Introduction to HyperBus Memory Devices
- Vignesh Raghavendra [Open Source Summit EU 2019]

HyperBus is a parallel bus for somewhat lower spec’ed (low pincount) devices than DDR2/3. It has 8 data lines and a (sometimes differential) clock line. It strobes on both rising and falling edges (double data rate). It is used for flash and for RAM, both can be on the same bus. Read throughput can go up to 400MB/s.

HyperFlash draws upon the legacy features of both parallel and serial memories.

HyperRAM is self-refresh DRAM with a HyperBus interface. An additional data strobe is needed to indicate data validity, because the device is not available when a refresh is ongoing.

A HyperBus transaction has a command phase, a wait phase and a data phase. Command phase is always applied by the master. The wait phase is applied by the device: waiting for refresh to finish or for data to be available.

Command is 47 bits. Bit 47 indicates read or write. Bit 46 indicates target address space (memory itself or config registers). Bit 45 indicates how a burst is interpreted: linear or wrapped. Wrapped is useful for filling a cache line (get the data you need first, then get the rest of the cache line). Bit 44-16 are the half-page address. The half-page is the smallest unit on which ECC is calculated. It is 16 bytes.

HyperFlash follows CFI extended command set 0002, so the generic driver for it should work. It comes up in direct read mode, which is very useful for boot.

To write to flash, it first has to be unlocked with a two-step unlock stage. Data is buffered before going to flash. The last bit of the programming sequence is a confirm command.

Address space overlays are used to access the control space. E.g. CFI space, persistence registers, vendor-specific areas. There are commands to switch address spaces.

On the host side, there are two types of controllers. Dedicated HyperBus controllers only understand the HyperBus protocol. They usually support memory-mapped access to flash similar to SDRAM controllers. This allows XIP. Multi-IO serial controllers, on the other hand, generally don’t support memory-mapped access but require an expicit transfer to memory.

In the kernel, support was merged in v5.3, but only for HyperFlash with MMIO capable controllers. It hooks to the existing CFI framework.
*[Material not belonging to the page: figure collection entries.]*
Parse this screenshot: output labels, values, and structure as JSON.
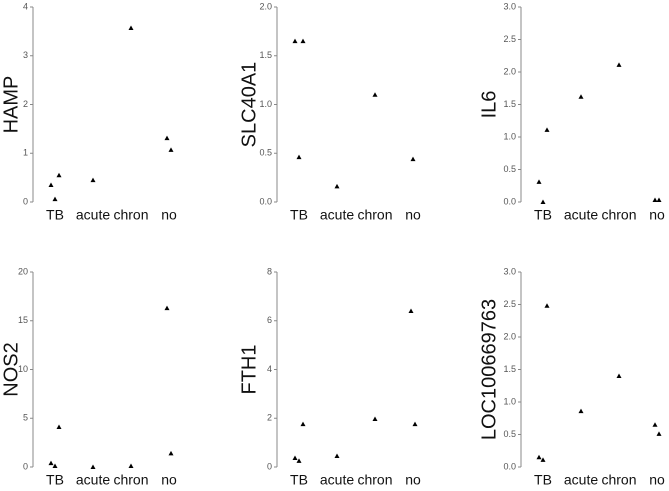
{
  "chart_data": [
    {
      "type": "strip",
      "ylabel": "HAMP",
      "categories": [
        "TB",
        "acute",
        "chron",
        "no"
      ],
      "values": [
        [
          0.35,
          0.06,
          0.55
        ],
        [
          0.45
        ],
        [
          3.57
        ],
        [
          1.31,
          1.07
        ]
      ],
      "ylim": [
        0,
        4
      ],
      "yticks": [
        0,
        1,
        2,
        3,
        4
      ],
      "color": "#000000",
      "grid": false
    },
    {
      "type": "strip",
      "ylabel": "SLC40A1",
      "categories": [
        "TB",
        "acute",
        "chron",
        "no"
      ],
      "values": [
        [
          1.65,
          0.46,
          1.65
        ],
        [
          0.16
        ],
        [
          1.1
        ],
        [
          0.44
        ]
      ],
      "ylim": [
        0,
        2
      ],
      "yticks": [
        {
          "value": 0,
          "label": "0.0"
        },
        0.5,
        {
          "value": 1,
          "label": "1.0"
        },
        1.5,
        {
          "value": 2,
          "label": "2.0"
        }
      ],
      "color": "#000000",
      "grid": false
    },
    {
      "type": "strip",
      "ylabel": "IL6",
      "categories": [
        "TB",
        "acute",
        "chron",
        "no"
      ],
      "values": [
        [
          0.31,
          0.0,
          1.11
        ],
        [
          1.62
        ],
        [
          2.11
        ],
        [
          0.03,
          0.03
        ]
      ],
      "ylim": [
        0,
        3
      ],
      "yticks": [
        {
          "value": 0,
          "label": "0.0"
        },
        0.5,
        {
          "value": 1,
          "label": "1.0"
        },
        1.5,
        {
          "value": 2,
          "label": "2.0"
        },
        2.5,
        {
          "value": 3,
          "label": "3.0"
        }
      ],
      "color": "#000000",
      "grid": false
    },
    {
      "type": "strip",
      "ylabel": "NOS2",
      "categories": [
        "TB",
        "acute",
        "chron",
        "no"
      ],
      "values": [
        [
          0.4,
          0.1,
          4.1
        ],
        [
          0.0
        ],
        [
          0.1
        ],
        [
          16.3,
          1.4
        ]
      ],
      "ylim": [
        0,
        20
      ],
      "yticks": [
        0,
        5,
        10,
        15,
        20
      ],
      "color": "#000000",
      "grid": false
    },
    {
      "type": "strip",
      "ylabel": "FTH1",
      "categories": [
        "TB",
        "acute",
        "chron",
        "no"
      ],
      "values": [
        [
          0.37,
          0.25,
          1.76
        ],
        [
          0.45
        ],
        [
          1.97
        ],
        [
          6.4,
          1.76
        ]
      ],
      "ylim": [
        0,
        8
      ],
      "yticks": [
        0,
        2,
        4,
        6,
        8
      ],
      "color": "#000000",
      "grid": false
    },
    {
      "type": "strip",
      "ylabel": "LOC100669763",
      "categories": [
        "TB",
        "acute",
        "chron",
        "no"
      ],
      "values": [
        [
          0.15,
          0.11,
          2.48
        ],
        [
          0.86
        ],
        [
          1.4
        ],
        [
          0.65,
          0.51
        ]
      ],
      "ylim": [
        0,
        3
      ],
      "yticks": [
        {
          "value": 0,
          "label": "0.0"
        },
        0.5,
        {
          "value": 1,
          "label": "1.0"
        },
        1.5,
        {
          "value": 2,
          "label": "2.0"
        },
        2.5,
        {
          "value": 3,
          "label": "3.0"
        }
      ],
      "color": "#000000",
      "grid": false
    }
  ]
}
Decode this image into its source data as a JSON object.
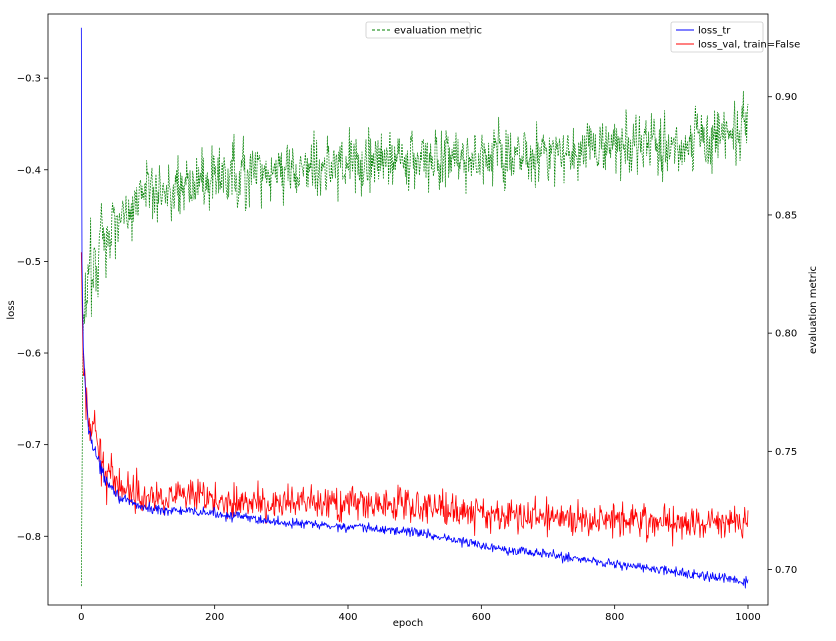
{
  "chart_data": {
    "type": "line",
    "xlabel": "epoch",
    "ylabel_left": "loss",
    "ylabel_right": "evaluation metric",
    "xlim": [
      -50,
      1030
    ],
    "ylim_left": [
      -0.875,
      -0.23
    ],
    "ylim_right": [
      0.685,
      0.935
    ],
    "grid": false,
    "x_ticks": [
      0,
      200,
      400,
      600,
      800,
      1000
    ],
    "y_left_ticks": [
      -0.8,
      -0.7,
      -0.6,
      -0.5,
      -0.4,
      -0.3
    ],
    "y_right_ticks": [
      0.7,
      0.75,
      0.8,
      0.85,
      0.9
    ],
    "x_tick_labels": [
      "0",
      "200",
      "400",
      "600",
      "800",
      "1000"
    ],
    "y_left_tick_labels": [
      "−0.8",
      "−0.7",
      "−0.6",
      "−0.5",
      "−0.4",
      "−0.3"
    ],
    "y_right_tick_labels": [
      "0.70",
      "0.75",
      "0.80",
      "0.85",
      "0.90"
    ],
    "legend_left": {
      "placement": "upper-center",
      "entries": [
        {
          "label": "evaluation metric",
          "color": "#008000",
          "style": "dashed"
        }
      ]
    },
    "legend_right": {
      "placement": "upper-right",
      "entries": [
        {
          "label": "loss_tr",
          "color": "#0000ff",
          "style": "solid"
        },
        {
          "label": "loss_val, train=False",
          "color": "#ff0000",
          "style": "solid"
        }
      ]
    },
    "series": [
      {
        "name": "loss_tr",
        "axis": "left",
        "color": "#0000ff",
        "style": "solid",
        "trend": [
          [
            0,
            -0.245
          ],
          [
            1,
            -0.5
          ],
          [
            3,
            -0.6
          ],
          [
            10,
            -0.68
          ],
          [
            30,
            -0.73
          ],
          [
            60,
            -0.76
          ],
          [
            100,
            -0.77
          ],
          [
            200,
            -0.775
          ],
          [
            300,
            -0.785
          ],
          [
            400,
            -0.79
          ],
          [
            500,
            -0.795
          ],
          [
            600,
            -0.81
          ],
          [
            700,
            -0.82
          ],
          [
            800,
            -0.83
          ],
          [
            900,
            -0.84
          ],
          [
            1000,
            -0.85
          ]
        ],
        "noise": 0.008
      },
      {
        "name": "loss_val, train=False",
        "axis": "left",
        "color": "#ff0000",
        "style": "solid",
        "trend": [
          [
            0,
            -0.49
          ],
          [
            3,
            -0.63
          ],
          [
            10,
            -0.67
          ],
          [
            30,
            -0.72
          ],
          [
            60,
            -0.745
          ],
          [
            100,
            -0.755
          ],
          [
            200,
            -0.76
          ],
          [
            300,
            -0.765
          ],
          [
            400,
            -0.765
          ],
          [
            500,
            -0.765
          ],
          [
            600,
            -0.775
          ],
          [
            700,
            -0.78
          ],
          [
            800,
            -0.78
          ],
          [
            900,
            -0.785
          ],
          [
            1000,
            -0.785
          ]
        ],
        "noise": 0.028
      },
      {
        "name": "evaluation metric",
        "axis": "right",
        "color": "#008000",
        "style": "dashed",
        "trend": [
          [
            0,
            0.693
          ],
          [
            2,
            0.78
          ],
          [
            5,
            0.81
          ],
          [
            10,
            0.82
          ],
          [
            30,
            0.84
          ],
          [
            60,
            0.85
          ],
          [
            100,
            0.86
          ],
          [
            200,
            0.865
          ],
          [
            300,
            0.868
          ],
          [
            400,
            0.872
          ],
          [
            500,
            0.873
          ],
          [
            600,
            0.874
          ],
          [
            700,
            0.876
          ],
          [
            800,
            0.879
          ],
          [
            900,
            0.88
          ],
          [
            1000,
            0.885
          ]
        ],
        "noise": 0.02
      }
    ]
  }
}
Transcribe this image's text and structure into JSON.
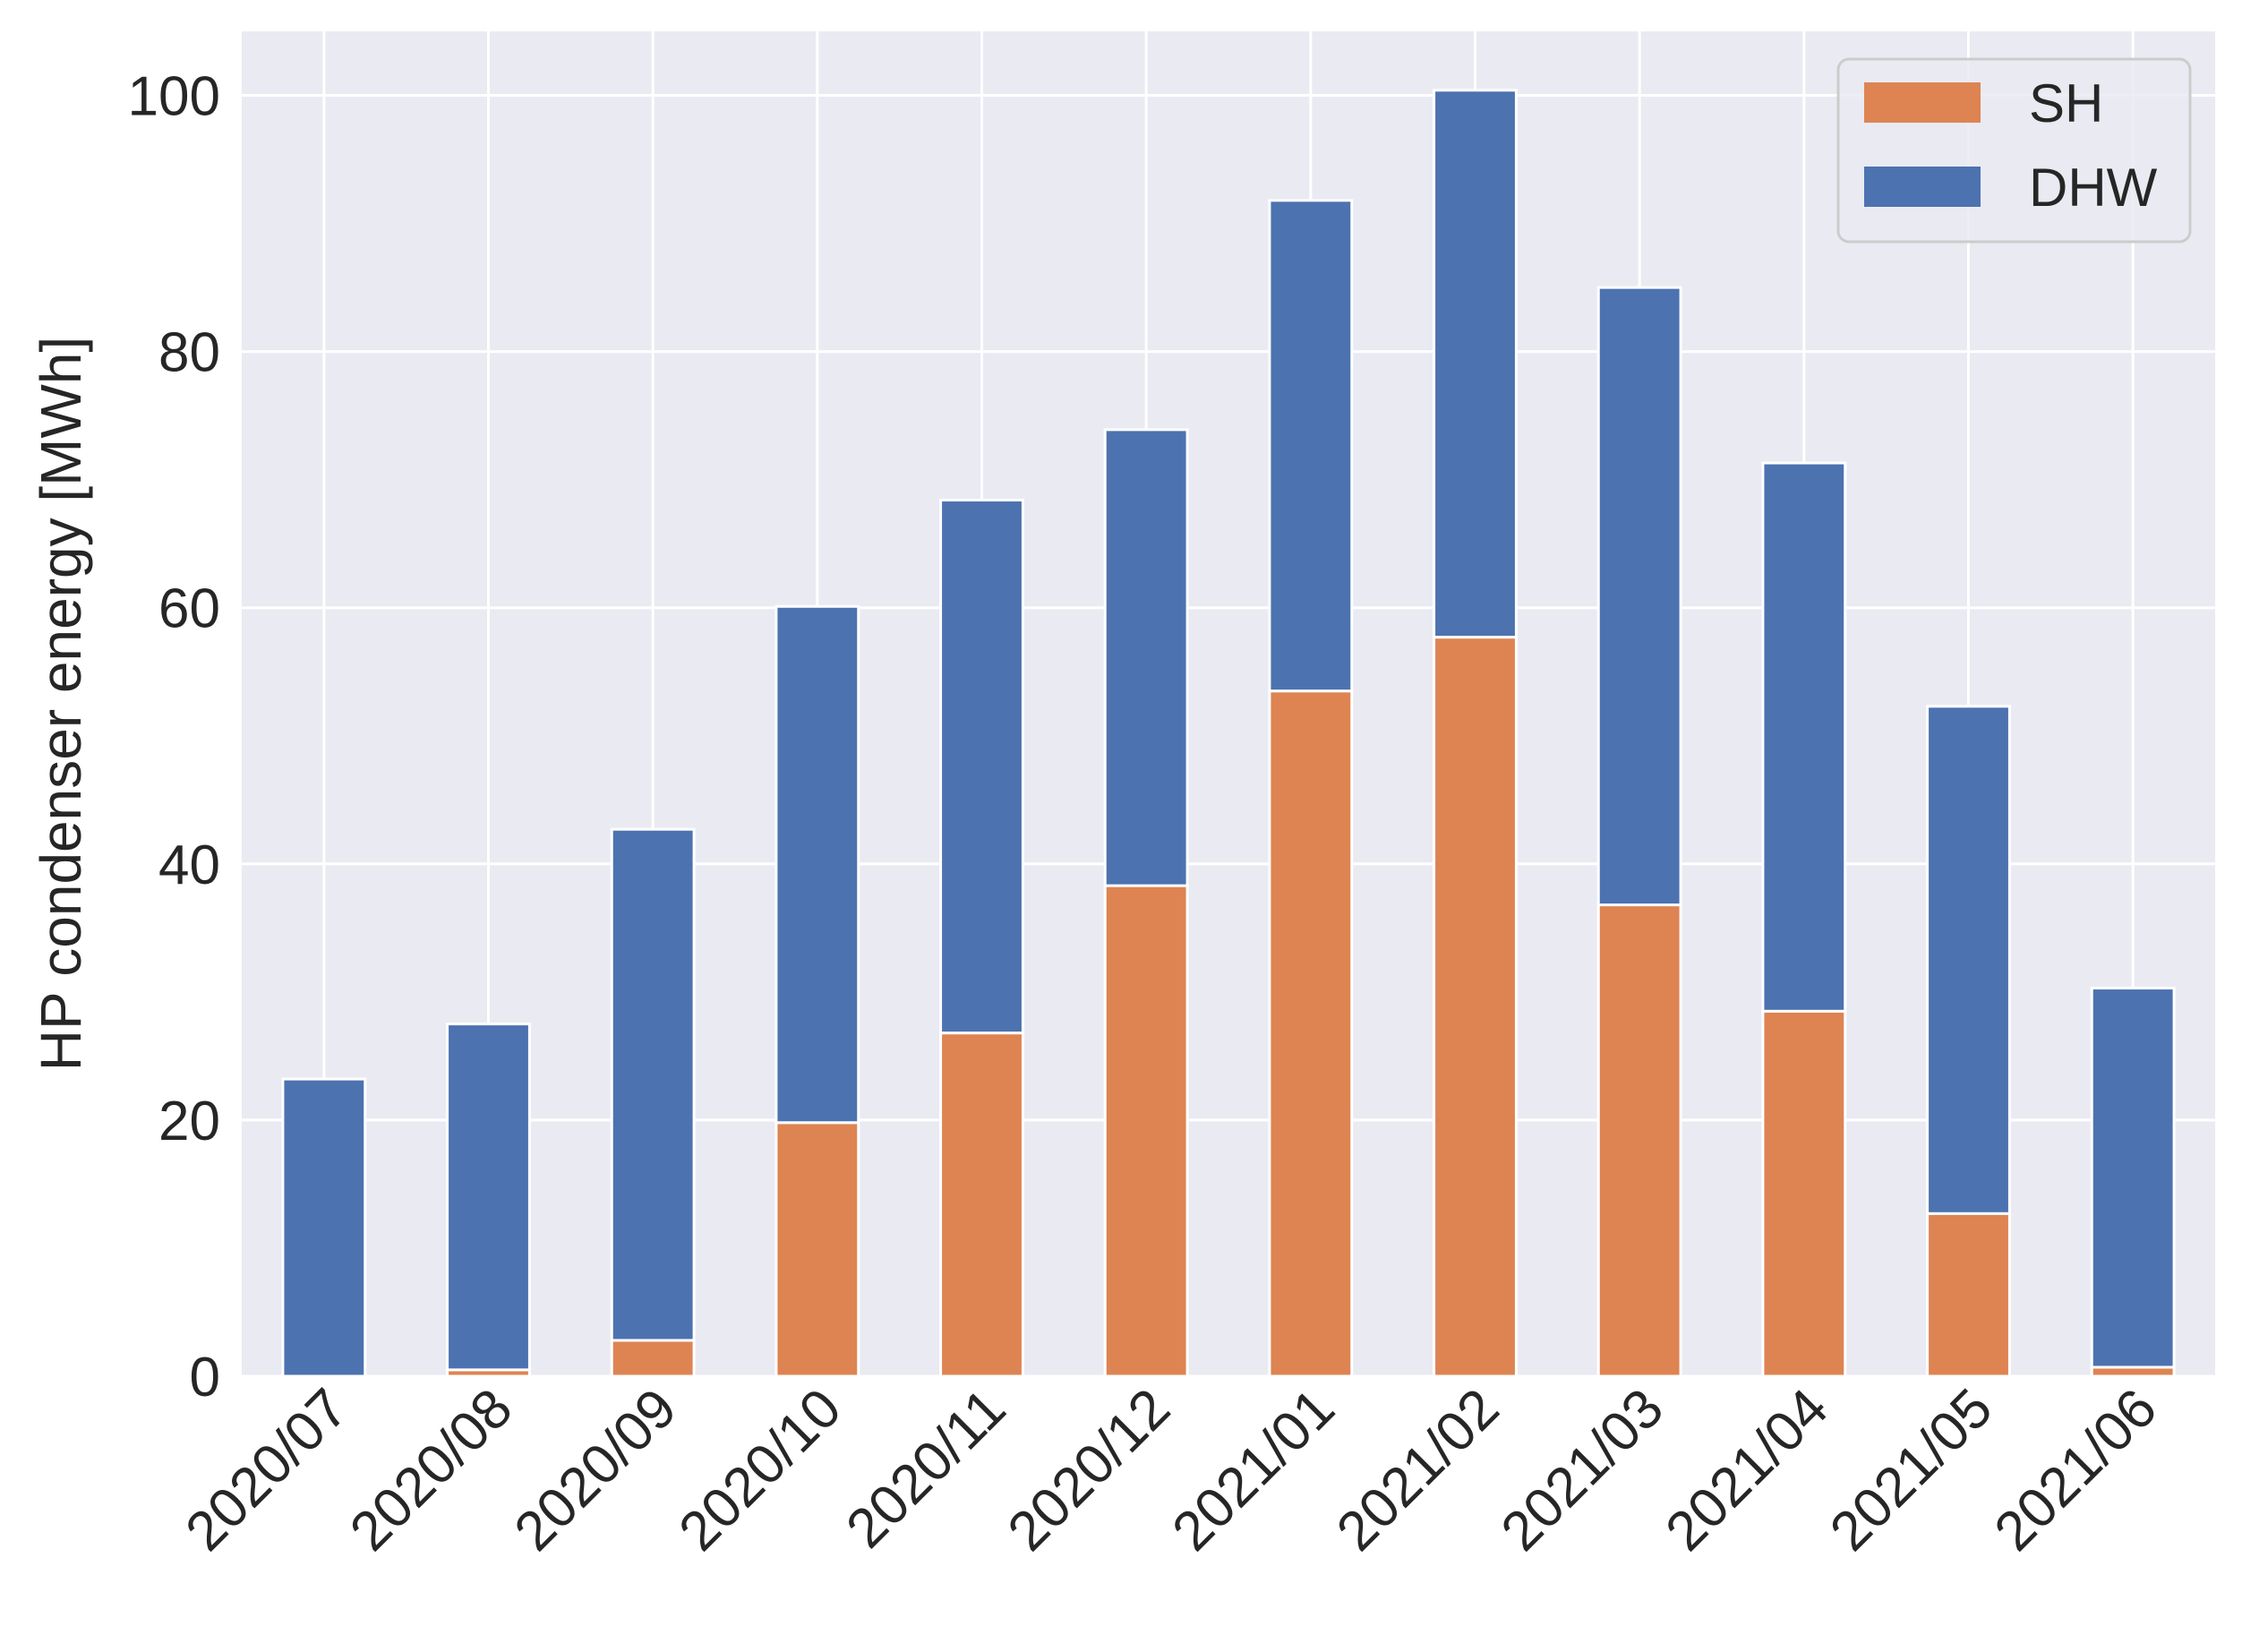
{
  "chart_data": {
    "type": "bar",
    "stacked": true,
    "title": "",
    "xlabel": "",
    "ylabel": "HP condenser energy [MWh]",
    "ylim": [
      0,
      105
    ],
    "yticks": [
      0,
      20,
      40,
      60,
      80,
      100
    ],
    "grid": true,
    "legend_position": "top-right",
    "categories": [
      "2020/07",
      "2020/08",
      "2020/09",
      "2020/10",
      "2020/11",
      "2020/12",
      "2021/01",
      "2021/02",
      "2021/03",
      "2021/04",
      "2021/05",
      "2021/06"
    ],
    "series": [
      {
        "name": "SH",
        "color": "#dd8452",
        "values": [
          0,
          0.5,
          2.8,
          19.8,
          26.8,
          38.3,
          53.5,
          57.7,
          36.8,
          28.5,
          12.7,
          0.7
        ]
      },
      {
        "name": "DHW",
        "color": "#4c72b0",
        "values": [
          23.2,
          27.0,
          39.9,
          40.3,
          41.6,
          35.6,
          38.3,
          42.7,
          48.2,
          42.8,
          39.6,
          29.6
        ]
      }
    ],
    "colors": {
      "plot_background": "#eaeaf2",
      "grid": "#ffffff",
      "text": "#262626"
    }
  }
}
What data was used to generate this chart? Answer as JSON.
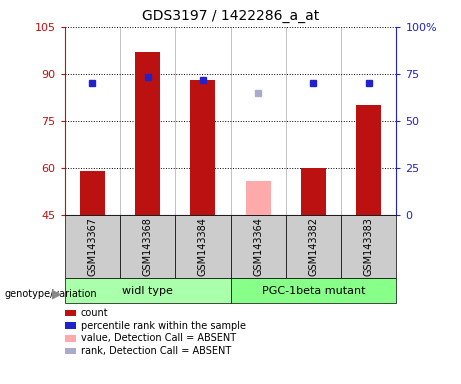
{
  "title": "GDS3197 / 1422286_a_at",
  "samples": [
    "GSM143367",
    "GSM143368",
    "GSM143384",
    "GSM143364",
    "GSM143382",
    "GSM143383"
  ],
  "count_values": [
    59,
    97,
    88,
    null,
    60,
    80
  ],
  "rank_values": [
    87,
    89,
    88,
    null,
    87,
    87
  ],
  "absent_value": [
    null,
    null,
    null,
    56,
    null,
    null
  ],
  "absent_rank": [
    null,
    null,
    null,
    84,
    null,
    null
  ],
  "ylim_left": [
    45,
    105
  ],
  "ylim_right": [
    0,
    100
  ],
  "yticks_left": [
    45,
    60,
    75,
    90,
    105
  ],
  "yticks_right": [
    0,
    25,
    50,
    75,
    100
  ],
  "ytick_labels_right": [
    "0",
    "25",
    "50",
    "75",
    "100%"
  ],
  "count_color": "#bb1111",
  "rank_color": "#2222cc",
  "absent_value_color": "#ffaaaa",
  "absent_rank_color": "#aaaacc",
  "bar_bottom": 45,
  "bar_width": 0.45,
  "sample_bg": "#cccccc",
  "group_info": [
    {
      "label": "widl type",
      "indices": [
        0,
        1,
        2
      ],
      "color": "#aaffaa"
    },
    {
      "label": "PGC-1beta mutant",
      "indices": [
        3,
        4,
        5
      ],
      "color": "#88ff88"
    }
  ],
  "legend_items": [
    {
      "label": "count",
      "color": "#bb1111"
    },
    {
      "label": "percentile rank within the sample",
      "color": "#2222cc"
    },
    {
      "label": "value, Detection Call = ABSENT",
      "color": "#ffaaaa"
    },
    {
      "label": "rank, Detection Call = ABSENT",
      "color": "#aaaacc"
    }
  ]
}
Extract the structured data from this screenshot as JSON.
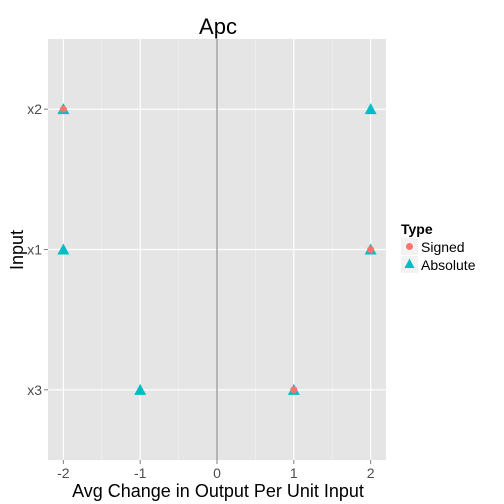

The map framework forwards the CFI commands over MMIO. The HyperBus framework defines the address ranges and probing. Some changes were needed, e.g. to check for status after erase, the CFI framework would look at the status lines, but in HyperFlash you need to poll a status register.

To create a HyperBus controller (HBMC) driver, you just need to implement a few ops functions:

  • read16: read 16 bits of data, used to read from non-default address space e.g. CFI.
  • write16
  • copy_from: read data from flash array
  • copy_to
  • calibrate: for the pin timings

The difference between the read/write and the copy is that the latter may use aligned accesses and discard data, while the former need to access exactly the requested word.

The hyperbus_device structure is generic though currently only HyperFlash is supported.

In the device tree, you populate the hbmc as a memory controller and put the flash devices as children.

For userspace, HyperFlash is just a mtd device like any other.

HyperFlash is now part of the JEDEC xSPI (following QSPI) specification. So it’s one of the standardized ways of programming serial flash. It’s a separate profile from traditional SPI NOR. The main difference in signaling is that in SPI NOR, the command and address phases are separate, while in HyperFlash they are mixed. For compatibility, HyperFlash powers up in SPI mode (single line). It goes to HyperBus mode by setting a configuration register bit. A Serial Flash Discoverable Protocol table allows to read the parameters from the flash in a vendor-agnostic way.

In the kernel, there’s a spi-mem layer to abstract SPI memory devices. Its operations assume command-address-data, with 1 byte command and 4 byte address. For HyperFlash, we’d need to extend with a new function or add arguments. This way, a single kernel driver can talk to both HyperFlash and SPI NOR devices.

At the moment, write performance is quite slow because it’s done at byte granularity. DMA would also be useful, but buffers coming from flash filesystems like UBIFS are vmalloc’ed so they’re difficult for DMA.